Nos dias de hoje, uma das principais causas de consulta com um médico angiologista ou cirurgião vascular é a doença venosa crônica. Aproximadamente 2/3 da população brasileira apresenta varizes de membros inferiores, sendo esta a principal manifestação da doença venosa. Diversos sintomas podem estar associados, como a dor com característica de peso em pernas, o inchaço nos pés e tornozelos, dormência nos pés, cãibras e formigamentos nas panturrilhas, dentre outros. Além disso, outra causa que leva os pacientes a procurarem um angiologista é o aspecto estético das varizes, causador de grande desconforto visual em quem as possui. Para o tratamento de varizes em consultório de angiologia , diversos métodos foram desenvolvidos ao longo de mais de um século, sendo a escleroterapia – conhecida como aplicação para varizes – o método mais difundido e realizado. Na escleroterapia, o médico angiologista ou o cirurgião vascular realizam a injeção de medicações com o objetivo de causar irritação local no interior das pequenas varizes (vasinhos), e promover com isso a sua destruição. Apesar da boa eficácia deste método para o tratamento de micro varizes, existe uma limitação para o tratamento de veias maiores, já que as medicações utilizadas não possuem potência suficiente para destruí-las.
A escleroterapia com espuma densa foi criada com objetivo de aumentar a potencia da solução injetada nas varizes, e com isso, aumentar a eficácia no tratamento de veias mais grossas. Já utilizado há muito tempo na Europa, o tratamento de varizes com espuma consiste no uso de uma substância chamada Polidocanol, misturado com ar ambiente ou com gás fisiológico (mistura pré-fabricada de O2 e CO2), criando uma solução formada por microbolhas contendo o polidocanol na sua composição. Isso promove um aumento na área de contato do Polidocanol com o interior das veias tratadas, aumentando a eficácia e permitindo também o tratamento de varizes de grosso calibre. As sessões são realizadas em consultório, com o auxílio de aparelhos de ultrassonografia, sendo necessário acompanhamento regular dos pacientes, já que no decorrer do tratamento podem haver flebites (inflamação das veias, especialmente mais grossas), e necessidade de drenagem das mesmas para melhor resultado, sendo a eliminação das varizes nos membros inferiores o objetivo final. Além da flebite, podem ocorrer também pigmentações da pele nas áreas que receberam o tratamento, sendo a frequência variável de acordo com alguns fatores: tipo de pele, concentração do polidocanol na solução com espuma e profundidade das varizes em relação a pele. Apesar de todas essas variáveis, o percentual de pacientes com pigmentação é de até 20% dos casos, sendo que a grande maioria regride com melhora espontânea em até 1 ano após o tratamento. Outra limitação ao tratamento com espuma é para pacientes com história de alergia ao polidocanol, enxaqueca ou com alterações cardíacas estruturais. Nesses casos o tratamento com espuma é contraindicado, devendo-se buscar outras opções terapêuticas.
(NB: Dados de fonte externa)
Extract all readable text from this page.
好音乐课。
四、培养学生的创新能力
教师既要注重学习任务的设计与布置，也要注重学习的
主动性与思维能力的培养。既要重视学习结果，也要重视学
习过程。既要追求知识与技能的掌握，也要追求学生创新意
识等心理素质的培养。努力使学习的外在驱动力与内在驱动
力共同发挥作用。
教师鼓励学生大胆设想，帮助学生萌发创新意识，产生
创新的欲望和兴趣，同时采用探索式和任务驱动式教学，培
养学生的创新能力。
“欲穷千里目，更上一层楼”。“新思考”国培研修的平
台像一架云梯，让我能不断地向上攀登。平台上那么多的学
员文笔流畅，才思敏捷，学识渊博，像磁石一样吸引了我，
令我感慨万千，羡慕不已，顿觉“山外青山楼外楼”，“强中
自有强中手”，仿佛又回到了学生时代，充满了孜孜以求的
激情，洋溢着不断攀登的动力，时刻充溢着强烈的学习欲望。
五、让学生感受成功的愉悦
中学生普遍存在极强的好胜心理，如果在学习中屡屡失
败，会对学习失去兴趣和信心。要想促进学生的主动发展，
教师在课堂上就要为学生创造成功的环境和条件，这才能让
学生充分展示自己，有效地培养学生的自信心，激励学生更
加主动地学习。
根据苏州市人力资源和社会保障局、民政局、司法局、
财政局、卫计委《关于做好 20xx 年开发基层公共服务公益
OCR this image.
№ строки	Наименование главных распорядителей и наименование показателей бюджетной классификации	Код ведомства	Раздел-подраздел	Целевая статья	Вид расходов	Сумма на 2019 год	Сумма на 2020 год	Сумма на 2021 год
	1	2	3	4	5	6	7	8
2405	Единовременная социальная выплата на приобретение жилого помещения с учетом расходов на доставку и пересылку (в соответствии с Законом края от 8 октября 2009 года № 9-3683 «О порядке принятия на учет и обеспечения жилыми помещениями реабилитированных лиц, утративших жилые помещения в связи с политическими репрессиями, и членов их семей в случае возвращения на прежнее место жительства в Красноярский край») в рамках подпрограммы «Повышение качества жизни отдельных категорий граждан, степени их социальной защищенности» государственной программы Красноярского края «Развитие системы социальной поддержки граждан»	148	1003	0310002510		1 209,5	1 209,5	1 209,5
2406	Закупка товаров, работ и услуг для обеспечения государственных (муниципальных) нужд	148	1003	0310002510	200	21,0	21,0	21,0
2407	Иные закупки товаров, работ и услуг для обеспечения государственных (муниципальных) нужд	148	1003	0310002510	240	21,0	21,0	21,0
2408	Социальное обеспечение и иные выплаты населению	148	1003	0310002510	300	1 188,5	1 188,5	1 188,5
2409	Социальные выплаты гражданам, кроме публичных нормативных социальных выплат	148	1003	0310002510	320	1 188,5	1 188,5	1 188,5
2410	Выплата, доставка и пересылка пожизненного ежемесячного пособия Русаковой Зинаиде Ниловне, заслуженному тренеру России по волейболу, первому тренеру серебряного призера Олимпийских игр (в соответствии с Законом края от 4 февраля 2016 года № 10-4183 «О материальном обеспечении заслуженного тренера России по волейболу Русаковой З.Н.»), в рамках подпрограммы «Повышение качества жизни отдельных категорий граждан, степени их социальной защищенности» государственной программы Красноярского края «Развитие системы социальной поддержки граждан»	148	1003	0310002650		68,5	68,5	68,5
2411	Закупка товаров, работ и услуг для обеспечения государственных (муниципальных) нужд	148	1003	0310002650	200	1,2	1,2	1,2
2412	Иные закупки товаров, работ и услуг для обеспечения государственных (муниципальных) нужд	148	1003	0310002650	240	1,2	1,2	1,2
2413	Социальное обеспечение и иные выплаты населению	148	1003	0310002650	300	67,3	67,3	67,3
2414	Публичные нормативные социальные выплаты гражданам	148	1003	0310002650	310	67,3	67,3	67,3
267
Desta forma, observamos que o tratamento de varizes com espuma é uma boa opção de tratamento para pacientes com varizes grossas, com feridas associadas (úlcera venosa), e que possuem limitação à internação hospitalar e/ou ao tratamento cirúrgico convencional, já que todo o tratamento é realizado em consultório. Apesar do grande benefício aos pacientes, devemos nos recordar da possibilidade de pigmentações e das flebites, o que exige sempre um acompanhamento frequente por parte do médico angiologista ou cirurgião vascular.